Торжественное возвращение воспринималось многими (и подавалось самой Екатериной) как знак ориентации власти на новую культурную политику – развитие просвещения и дальнейшей европеизации общества. В своей «Эпистоле И. И. Шувалову» (стилизованной под ломоносовский стиль!) Державин декларировал:
Однако ни милостивый прием, ни чины и награды, ни приглашение Шувалова в интимный кружок приближенных императрицы не сделали бывшего «властелина» (так называет его Державин в своей эпистоле) «своим» человеком. Салон Шувалова, куда приглашались все известные писатели (в том числе и Державин), раздражал Екатерину[164]
. Раздражало и пугало императрицу его масонство, его покровительство Н. И. Новикову, его благотворительная деятельность. Философ-вельможа был известен своими политическими проектами, составлением нового Уложения (не удавшегося Екатерине), где идея «верховенства» законов возвращала к старому вопросу об ограничении самодержавия.Безусловно, взгляды осторожного Шувалова были весьма умеренны и консервативны, тем не менее именно его имя первым пришло в голову Екатерине, прочитавшей анонимные «Вопросы». Екатерина интерпретировала полученную статью в духе очередной дворцовой интриги, затеянной умелым мастером. Ей казалось, что после смерти Никиты Панина (в 1783 году) Шувалов может стать объединительным центром всех недовольных.
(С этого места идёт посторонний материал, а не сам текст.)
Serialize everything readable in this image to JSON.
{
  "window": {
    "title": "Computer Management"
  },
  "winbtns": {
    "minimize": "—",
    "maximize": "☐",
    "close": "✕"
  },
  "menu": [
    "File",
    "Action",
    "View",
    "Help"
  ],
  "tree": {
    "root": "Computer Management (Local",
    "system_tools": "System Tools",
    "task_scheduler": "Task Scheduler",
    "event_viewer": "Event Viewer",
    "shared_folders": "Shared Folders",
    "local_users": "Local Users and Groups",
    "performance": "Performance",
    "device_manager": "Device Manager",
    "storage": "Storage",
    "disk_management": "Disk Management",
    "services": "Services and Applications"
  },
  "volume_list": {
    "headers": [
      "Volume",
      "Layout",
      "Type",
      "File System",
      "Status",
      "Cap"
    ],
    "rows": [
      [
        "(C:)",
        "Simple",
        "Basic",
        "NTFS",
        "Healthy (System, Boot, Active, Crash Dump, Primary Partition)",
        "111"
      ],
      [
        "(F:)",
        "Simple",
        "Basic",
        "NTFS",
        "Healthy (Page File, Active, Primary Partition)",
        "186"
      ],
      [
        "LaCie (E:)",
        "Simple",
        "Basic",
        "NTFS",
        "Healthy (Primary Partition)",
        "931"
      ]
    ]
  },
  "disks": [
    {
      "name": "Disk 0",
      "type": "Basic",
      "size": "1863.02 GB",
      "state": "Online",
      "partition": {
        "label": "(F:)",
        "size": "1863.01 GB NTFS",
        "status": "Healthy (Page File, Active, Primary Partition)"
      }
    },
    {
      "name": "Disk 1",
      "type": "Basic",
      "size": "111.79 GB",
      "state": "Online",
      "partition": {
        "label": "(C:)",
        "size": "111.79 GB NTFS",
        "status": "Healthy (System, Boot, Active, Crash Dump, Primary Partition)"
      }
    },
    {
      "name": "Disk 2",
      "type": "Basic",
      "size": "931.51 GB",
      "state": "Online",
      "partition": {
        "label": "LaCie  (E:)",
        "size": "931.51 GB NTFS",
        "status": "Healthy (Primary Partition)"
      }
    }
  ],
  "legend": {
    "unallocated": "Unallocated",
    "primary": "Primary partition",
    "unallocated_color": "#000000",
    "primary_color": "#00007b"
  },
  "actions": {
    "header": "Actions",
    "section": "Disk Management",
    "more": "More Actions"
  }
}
Она прочитала эту статью не в контексте политической дискуссии, а в контексте старой закулисной придворной борьбы.
Екатерина, как свидетельствуют ее мемуары, ненавидела всех Шуваловых, а Ивана Ивановича в особенности. В письме к С. Понятовскому от августа 1762 года Екатерина охарактеризовала Ивана Шувалова как «самого низкого и самого подлого из людей» – якобы за то, что в письмах к Вольтеру он распространял слухи о первостепенной роли Дашковой в перевороте[165]
. Между тем, помимо европейских дел, гнев Екатерины был вызван приближенностью Шувалова к Петру III, а также его «нерешительным» поведением в те июньские дни дворцового переворота. Одно чрезвычайно «просительное» письмо Шувалова к Григорию Орлову, написанное по-французски и относящееся к 1762-му – началу 1763 года, проливает свет на тогдашнее положение бывшего фаворита: «Сие, может быть, заставит меня изменить намерения мои касательно путешествия. ‹…› Наконец я остался бы при дворе, уговариваемый многими лицами. Ваше сиятельство, можете быть уверены, что даже и в то время не выпрашивал я ни почестей, ни чинов, ни богатства. Я отказался от места вице-канцлева, от поместьев, чему много есть свидетелей, и особливо Гудович, в присутствии котораго я на коленях просил у него милости – уволить меня от всяких знаков его благоволения. Приверженность моя к ея императорскому величеству ныне славно царствующей государыне должна быть известна всем лицам, с коими я веду знакомство. ‹…› Я даже отваживался на некоторыя меры в ея пользу, и некоторыя лица подтвердят это. В течении прежняго царствования видел я, что дела идут в ущерб общественному благу. Я не молчал. Слова мои были передаваемы. Со мною стали обращаться холоднее, и я изменил мое поведение. Напоследок я стал удаляться не только от двора, но и от его особы. ‹…› Не буду излагать моих мыслей относительно всего этого зла, которое угрожало нашему отечеству: я имел случаи обнаружить перед вашим сиятельством чувства мои и был бы счастлив, если бы вы то припомнили. ‹…› И в это августейшее царствование я один забыт! Вижу себя лишенным доверия, коим пользуются многие мне равные»[166].